DM-62 - Database Administration
Organizations with a responsibility for maintaining large-scale, multi-user spatial databases often turn to server-based relational database management systems to achieve their goals. The administration of such databases has many dimensions. Industry standards in the areas of data storage and services should be researched and applied to ensure a sound, comprehensive database design as well as to promote interoperability with external entities. Data validation tools should be implemented to improve the accuracy and efficiency of data maintenance activities. Metadata should be maintained according to industry standards to protect the organization’s investment in data and to increase the likelihood of the data being located by clearinghouse and portal search tools. Database security strategies can prevent unauthorized access to data and lessen the chances of data loss due to accidental data corruption.
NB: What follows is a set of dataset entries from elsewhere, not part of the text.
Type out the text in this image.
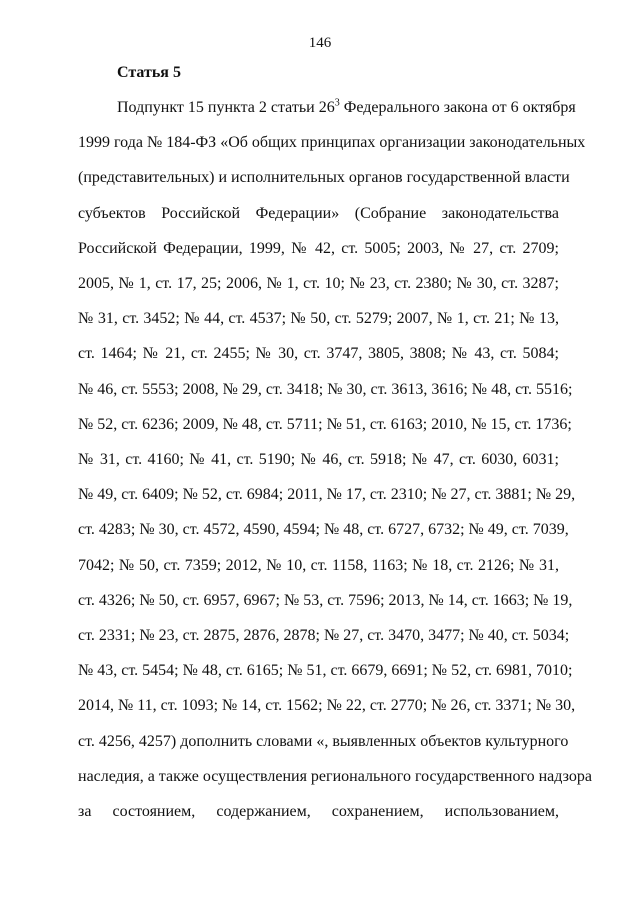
146
Статья 5
Подпункт 15 пункта 2 статьи $26^3$ Федерального закона от 6 октября
1999 года № 184-ФЗ «Об общих принципах организации законодательных
(представительных) и исполнительных органов государственной власти
субъектов Российской Федерации» (Собрание законодательства
Российской Федерации, 1999, № 42, ст. 5005; 2003, № 27, ст. 2709;
2005, № 1, ст. 17, 25; 2006, № 1, ст. 10; № 23, ст. 2380; № 30, ст. 3287;
№ 31, ст. 3452; № 44, ст. 4537; № 50, ст. 5279; 2007, № 1, ст. 21; № 13,
ст. 1464; № 21, ст. 2455; № 30, ст. 3747, 3805, 3808; № 43, ст. 5084;
№ 46, ст. 5553; 2008, № 29, ст. 3418; № 30, ст. 3613, 3616; № 48, ст. 5516;
№ 52, ст. 6236; 2009, № 48, ст. 5711; № 51, ст. 6163; 2010, № 15, ст. 1736;
№ 31, ст. 4160; № 41, ст. 5190; № 46, ст. 5918; № 47, ст. 6030, 6031;
№ 49, ст. 6409; № 52, ст. 6984; 2011, № 17, ст. 2310; № 27, ст. 3881; № 29,
ст. 4283; № 30, ст. 4572, 4590, 4594; № 48, ст. 6727, 6732; № 49, ст. 7039,
7042; № 50, ст. 7359; 2012, № 10, ст. 1158, 1163; № 18, ст. 2126; № 31,
ст. 4326; № 50, ст. 6957, 6967; № 53, ст. 7596; 2013, № 14, ст. 1663; № 19,
ст. 2331; № 23, ст. 2875, 2876, 2878; № 27, ст. 3470, 3477; № 40, ст. 5034;
№ 43, ст. 5454; № 48, ст. 6165; № 51, ст. 6679, 6691; № 52, ст. 6981, 7010;
2014, № 11, ст. 1093; № 14, ст. 1562; № 22, ст. 2770; № 26, ст. 3371; № 30,
ст. 4256, 4257) дополнить словами «, выявленных объектов культурного
наследия, а также осуществления регионального государственного надзора
за состоянием, содержанием, сохранением, использованием,
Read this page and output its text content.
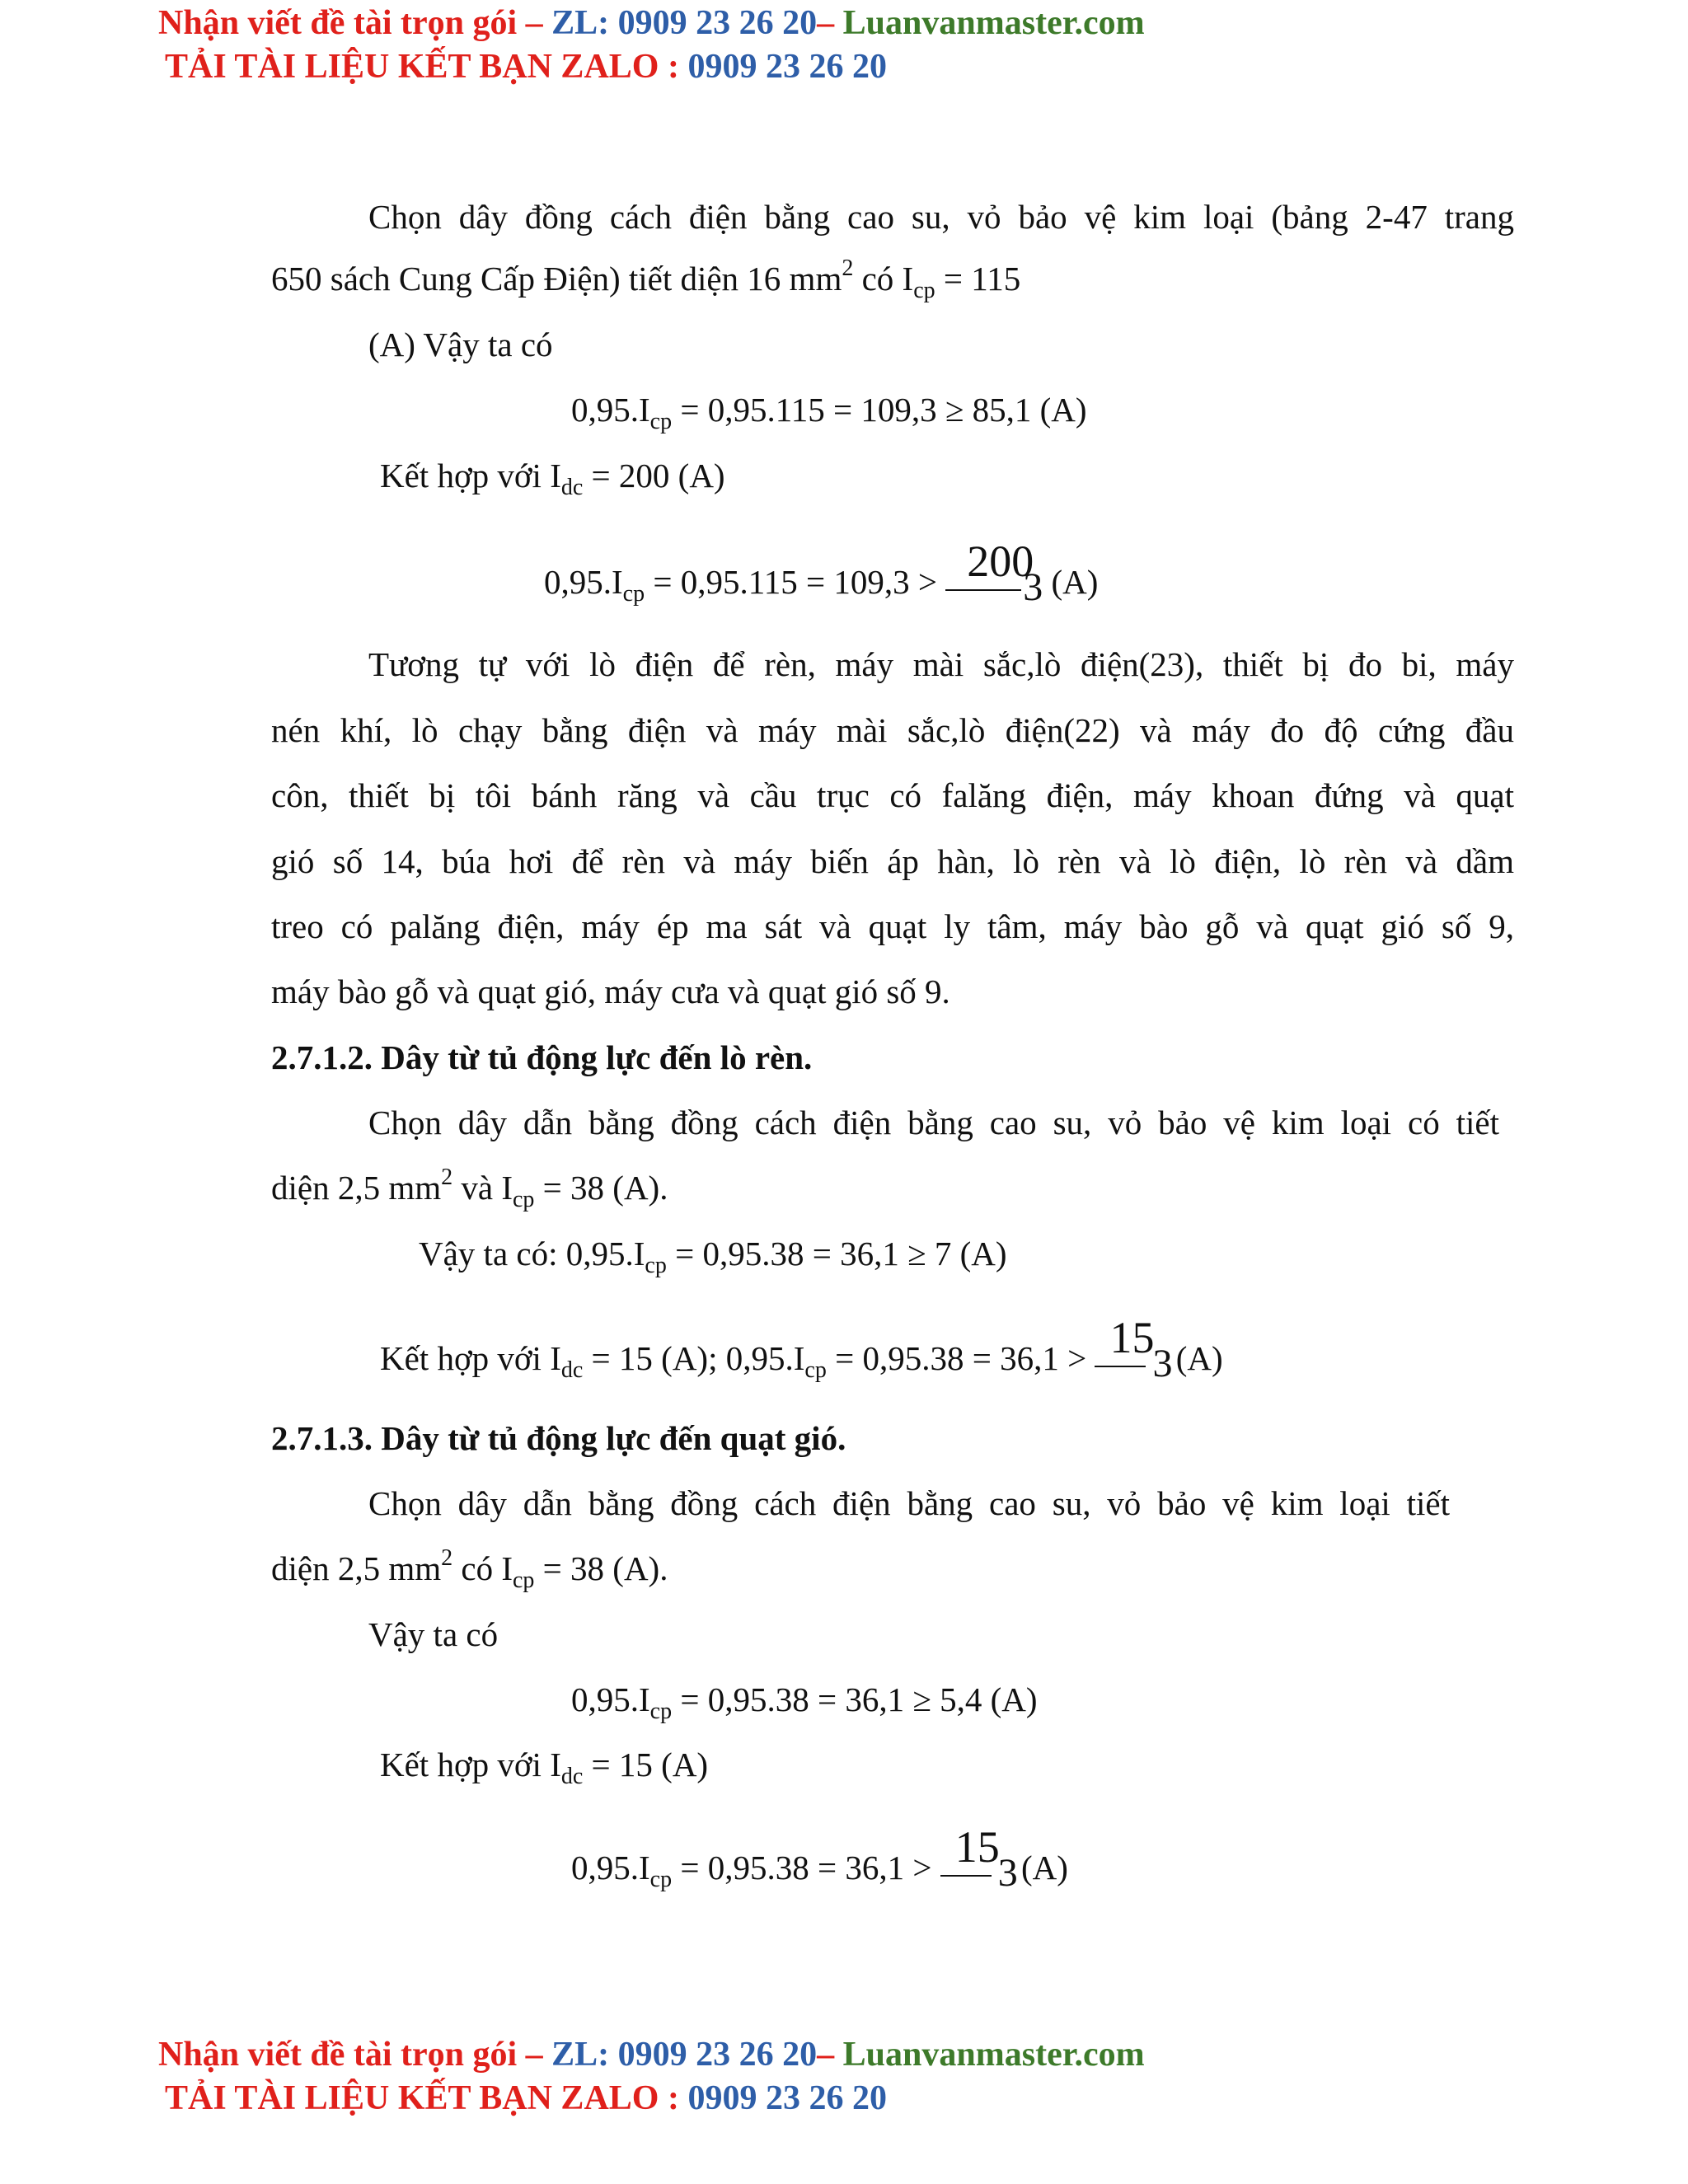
Nhận viết đề tài trọn gói – ZL: 0909 23 26 20– Luanvanmaster.com
TẢI TÀI LIỆU KẾT BẠN ZALO : 0909 23 26 20
Chọn dây đồng cách điện bằng cao su, vỏ bảo vệ kim loại (bảng 2-47 trang
650 sách Cung Cấp Điện) tiết diện 16 $mm^2$ có $I_{cp} = 115$
(A) Vậy ta có
$0,95.I_{cp} = 0,95.115 = 109,3 \ge 85,1$ (A)
Kết hợp với $I_{dc} = 200$ (A)
$0,95.I_{cp} = 0,95.115 = 109,3 > 200$
3 (A)
Tương tự với lò điện để rèn, máy mài sắc,lò điện(23), thiết bị đo bi, máy
nén khí, lò chạy bằng điện và máy mài sắc,lò điện(22) và máy đo độ cứng đầu
côn, thiết bị tôi bánh răng và cầu trục có falăng điện, máy khoan đứng và quạt
gió số 14, búa hơi để rèn và máy biến áp hàn, lò rèn và lò điện, lò rèn và dầm
treo có palăng điện, máy ép ma sát và quạt ly tâm, máy bào gỗ và quạt gió số 9,
máy bào gỗ và quạt gió, máy cưa và quạt gió số 9.
2.7.1.2. Dây từ tủ động lực đến lò rèn.
Chọn dây dẫn bằng đồng cách điện bằng cao su, vỏ bảo vệ kim loại có tiết
diện 2,5 $mm^2$ và $I_{cp} = 38$ (A).
Vậy ta có: $0,95.I_{cp} = 0,95.38 = 36,1 \ge 7$ (A)
Kết hợp với $I_{dc} = 15$ (A); $0,95.I_{cp} = 0,95.38 = 36,1 > 15$
3
(A)
2.7.1.3. Dây từ tủ động lực đến quạt gió.
Chọn dây dẫn bằng đồng cách điện bằng cao su, vỏ bảo vệ kim loại tiết
diện 2,5 $mm^2$ có $I_{cp} = 38$ (A).
Vậy ta có
$0,95.I_{cp} = 0,95.38 = 36,1 \ge 5,4$ (A)
Kết hợp với $I_{dc} = 15$ (A)
$0,95.I_{cp} = 0,95.38 = 36,1 > 15$
3
(A)
Nhận viết đề tài trọn gói – ZL: 0909 23 26 20– Luanvanmaster.com
TẢI TÀI LIỆU KẾT BẠN ZALO : 0909 23 26 20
Database performance should be monitored and strategies implemented to ensure that data can be retrieved from the system with acceptable response times. Finally, trends in the field such as the increasing need to manage large volumes of data call for spatial database managers to be knowledgeable of non-relational data models as well, such as NoSQL data models.
DM-66 - Spatial Indexing
A spatial index is a data structure that allows for accessing a spatial object efficiently. It is a common technique used by spatial databases. Without indexing, any search for a feature would require a "sequential scan" of every record in the database, resulting in much longer processing time. In a spatial index construction process, the minimum bounding rectangle serves as an object approximation. Various types of spatial indices across commercial and open-source databases yield measurable performance differences. Spatial indexing techniques are playing a central role in time-critical applications and the manipulation of spatial big data.